Its aim is to provide information about laboratory's activities and products.

The CLL conducts non-commercial theoretical and applied research within scopes of information retrieval, text summarization, data mining, computer assisted language learning (CALL), and corpus linguistics. The research is supported by federal and local grants. Since its foundation the laboratory has been headed by Viatcheslav Yatsko (last name also spelt "Iatsko"), ScD, Prof.

The CLL at KSUK was founded in 2002 to do research in the following areas.

  • Applied linguistics research, development of computer systems for Computer Assisted Language Learning and Instruction. By now 2 such systems have been created (see 'Products' section). A classification of software used in foreign language learning and teaching is given in [3;4;18] (see 'Publications' section).
  • Automatic text summarization research. V.Yatsko is the author of symmetric summarization conception that underlies PASS and ETS allowing to produce coherent and adequate summaries. For details see our publications [1-2; 12;14;17]. In 2008 we released Universal Summarizer (UNIS) that has a smart automatic text classification function. Once the text is classified as scientific, publicistic, or fiction UNIS applies algorithms specially optimized for this text type to significantly increase the quality of resulting summaries [18].
  • Evaluation of the Internet information retrieval systems. Depth of user's search [5] and reference dictionary conceptions are being developed to evaluate automatic text summarization systems as well as the Internet information retrieval systems [11; 15].
  • Discourse analysis. Integrational discourse analysis conception [6-9] distinguishes between surface and deep levels of discourse structure.

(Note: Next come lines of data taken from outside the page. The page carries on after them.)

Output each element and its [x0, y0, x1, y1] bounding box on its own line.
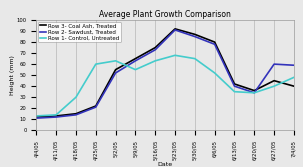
Row 3- Coal Ash, Treated: [173, 28, 177, 30]
Row 1- Control, Untreated: [54, 114, 58, 116]
Row 3- Coal Ash, Treated: [213, 41, 216, 43]
Row 3- Coal Ash, Treated: [54, 115, 58, 117]
Line: Row 1- Control, Untreated: Row 1- Control, Untreated: [36, 55, 294, 116]
Row 2- Sawdust, Treated: [213, 43, 216, 45]
Row 1- Control, Untreated: [233, 91, 236, 93]
Row 2- Sawdust, Treated: [153, 49, 157, 51]
X-axis label: Date: Date: [158, 162, 173, 167]
Row 1- Control, Untreated: [134, 69, 137, 71]
Row 2- Sawdust, Treated: [292, 64, 296, 66]
Row 2- Sawdust, Treated: [134, 60, 137, 62]
Row 3- Coal Ash, Treated: [233, 83, 236, 85]
Row 2- Sawdust, Treated: [173, 29, 177, 31]
Row 3- Coal Ash, Treated: [94, 105, 98, 107]
Row 2- Sawdust, Treated: [54, 116, 58, 118]
Row 1- Control, Untreated: [292, 76, 296, 78]
Row 3- Coal Ash, Treated: [292, 85, 296, 87]
Row 1- Control, Untreated: [153, 60, 157, 62]
Row 1- Control, Untreated: [173, 54, 177, 56]
Title: Average Plant Growth Comparison: Average Plant Growth Comparison: [99, 10, 231, 19]
Row 3- Coal Ash, Treated: [272, 80, 276, 82]
Row 2- Sawdust, Treated: [233, 85, 236, 87]
Line: Row 2- Sawdust, Treated: Row 2- Sawdust, Treated: [36, 30, 294, 118]
Row 2- Sawdust, Treated: [35, 117, 38, 119]
Y-axis label: Height (mm): Height (mm): [10, 55, 15, 95]
Row 3- Coal Ash, Treated: [153, 47, 157, 49]
Row 3- Coal Ash, Treated: [252, 90, 256, 92]
Row 2- Sawdust, Treated: [272, 63, 276, 65]
Row 1- Control, Untreated: [94, 63, 98, 65]
Row 2- Sawdust, Treated: [94, 106, 98, 108]
Line: Row 3- Coal Ash, Treated: Row 3- Coal Ash, Treated: [36, 29, 294, 117]
Row 1- Control, Untreated: [272, 85, 276, 87]
Row 1- Control, Untreated: [74, 96, 78, 98]
Row 2- Sawdust, Treated: [114, 72, 118, 74]
Row 3- Coal Ash, Treated: [134, 58, 137, 60]
Row 3- Coal Ash, Treated: [193, 33, 197, 35]
Row 2- Sawdust, Treated: [193, 36, 197, 38]
Row 2- Sawdust, Treated: [252, 92, 256, 94]
Row 3- Coal Ash, Treated: [35, 116, 38, 118]
Row 2- Sawdust, Treated: [74, 114, 78, 116]
Row 1- Control, Untreated: [114, 60, 118, 62]
Row 3- Coal Ash, Treated: [74, 113, 78, 115]
Row 1- Control, Untreated: [193, 58, 197, 60]
Legend: Row 3- Coal Ash, Treated, Row 2- Sawdust, Treated, Row 1- Control, Untreated: Row 3- Coal Ash, Treated, Row 2- Sawdust…: [38, 22, 121, 42]
Row 3- Coal Ash, Treated: [114, 69, 118, 71]
Row 1- Control, Untreated: [252, 92, 256, 94]
Row 1- Control, Untreated: [35, 115, 38, 117]
Row 1- Control, Untreated: [213, 72, 216, 74]
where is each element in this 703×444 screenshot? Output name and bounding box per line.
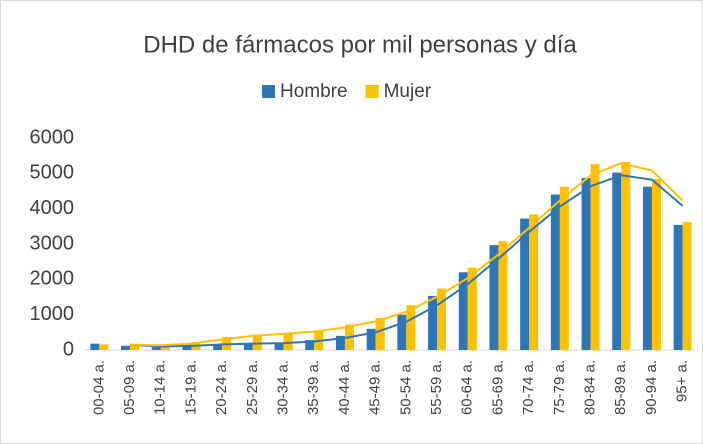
bar bbox=[366, 328, 376, 350]
bar bbox=[243, 343, 253, 350]
bar bbox=[428, 295, 438, 350]
x-tick-label: 05-09 a. bbox=[121, 360, 138, 415]
bar bbox=[458, 272, 468, 350]
bar bbox=[590, 164, 600, 350]
bar bbox=[467, 267, 477, 350]
bar bbox=[498, 241, 508, 350]
x-tick-label: 35-39 a. bbox=[305, 360, 322, 415]
x-tick-label: 15-19 a. bbox=[182, 360, 199, 415]
bar bbox=[651, 178, 661, 350]
bar bbox=[99, 344, 109, 350]
bar bbox=[682, 222, 692, 350]
x-tick-label: 25-29 a. bbox=[244, 360, 261, 415]
bar bbox=[274, 342, 284, 350]
legend-swatch bbox=[262, 85, 275, 98]
y-tick-label: 6000 bbox=[30, 126, 75, 148]
bar bbox=[489, 245, 499, 350]
x-tick-label: 95+ a. bbox=[674, 360, 691, 402]
x-tick-label: 60-64 a. bbox=[459, 360, 476, 415]
x-tick-label: 85-89 a. bbox=[612, 360, 629, 415]
bar bbox=[160, 345, 170, 350]
x-tick-label: 70-74 a. bbox=[520, 360, 537, 415]
bar bbox=[335, 335, 345, 350]
legend-label: Hombre bbox=[280, 81, 348, 102]
bar bbox=[673, 224, 683, 350]
trendline bbox=[129, 174, 684, 348]
bar bbox=[213, 343, 223, 350]
bar bbox=[621, 162, 631, 350]
bar bbox=[529, 214, 539, 350]
x-tick-label: 55-59 a. bbox=[428, 360, 445, 415]
legend-label: Mujer bbox=[384, 81, 432, 102]
bar bbox=[130, 345, 140, 350]
bar bbox=[252, 334, 262, 350]
x-tick-label: 65-69 a. bbox=[489, 360, 506, 415]
x-tick-label: 45-49 a. bbox=[367, 360, 384, 415]
bar bbox=[550, 194, 560, 350]
y-tick-label: 2000 bbox=[30, 268, 75, 290]
bar bbox=[305, 340, 315, 350]
bar bbox=[121, 345, 131, 350]
x-tick-label: 50-54 a. bbox=[397, 360, 414, 415]
y-tick-label: 0 bbox=[63, 338, 74, 360]
x-tick-label: 75-79 a. bbox=[551, 360, 568, 415]
x-tick-label: 00-04 a. bbox=[90, 360, 107, 415]
bar bbox=[406, 305, 416, 350]
bar bbox=[437, 288, 447, 350]
y-tick-label: 1000 bbox=[30, 303, 75, 325]
x-tick-label: 20-24 a. bbox=[213, 360, 230, 415]
bar bbox=[90, 343, 100, 350]
x-tick-label: 90-94 a. bbox=[643, 360, 660, 415]
x-tick-label: 80-84 a. bbox=[582, 360, 599, 415]
bar bbox=[375, 318, 385, 350]
y-tick-label: 5000 bbox=[30, 162, 75, 184]
bar bbox=[581, 177, 591, 350]
bar bbox=[151, 347, 161, 350]
chart-title: DHD de fármacos por mil personas y día bbox=[143, 31, 577, 58]
bar bbox=[559, 186, 569, 350]
bar bbox=[612, 172, 622, 350]
bar bbox=[182, 344, 192, 350]
bar bbox=[520, 218, 530, 350]
trendline bbox=[130, 162, 684, 347]
x-tick-label: 10-14 a. bbox=[152, 360, 169, 415]
y-tick-label: 4000 bbox=[30, 197, 75, 219]
x-tick-label: 30-34 a. bbox=[275, 360, 292, 415]
legend-swatch bbox=[365, 85, 379, 98]
x-tick-label: 40-44 a. bbox=[336, 360, 353, 415]
bar bbox=[283, 333, 293, 350]
bar bbox=[642, 186, 652, 350]
bar bbox=[397, 314, 407, 350]
y-tick-label: 3000 bbox=[30, 232, 75, 254]
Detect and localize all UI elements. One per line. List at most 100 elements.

Currently we are investigating various types of possessive discourse and linguistic features of possessive relations differentiating between alienable and inalienable possession.
  • Computer learner corpora research project.This ongoing project is aimed at 1) creating corpora of texts (dictations, expositions, compositions, etc.) produced by Russian-speaking learners of English; 2) creating tools for error tagging and automatic analysis of these corpora; 3) contrastive analysis of Russian learner corpora with corpora produced by speakers of other languages. The project is in line with research done by Granger et al [10]
  •   Corpus linguistics research. We developed Linguistic Toolbox (LIT), a concordance that provides the user with a set of instruments for linguistic analysis, such as tokenizer, text splitter, tagger, dictionary comparer, wordlist, concordancer. By means of these instruments the user can get statistic data about the text, annotate it with POS tags, and conduct various types of searches [15].

  •     Data/text mining. We are developing algorithms for mining chat logs and blogs with the aim of thwarting undesirable events, for example acts of violence. TEXOR system that performs such mining will be available online. Recently we completed a commercial project on sentiments analysis and opinion mining having created a system that recognized and analyzed opinions of users about commercial products. The system works on an ontology and linear grammar that we specially developed for this project.
  •      Laws of information distribution and automatic text classification. Basing on Bradford's law of scattering V.Yatsko suggested Y-law allowing to break a text into several zones. When performing text classification task distributions of parameters in respective zones of given texts are matched to effectively calculate distances between them. This methodology is called zonal-correlation text processing.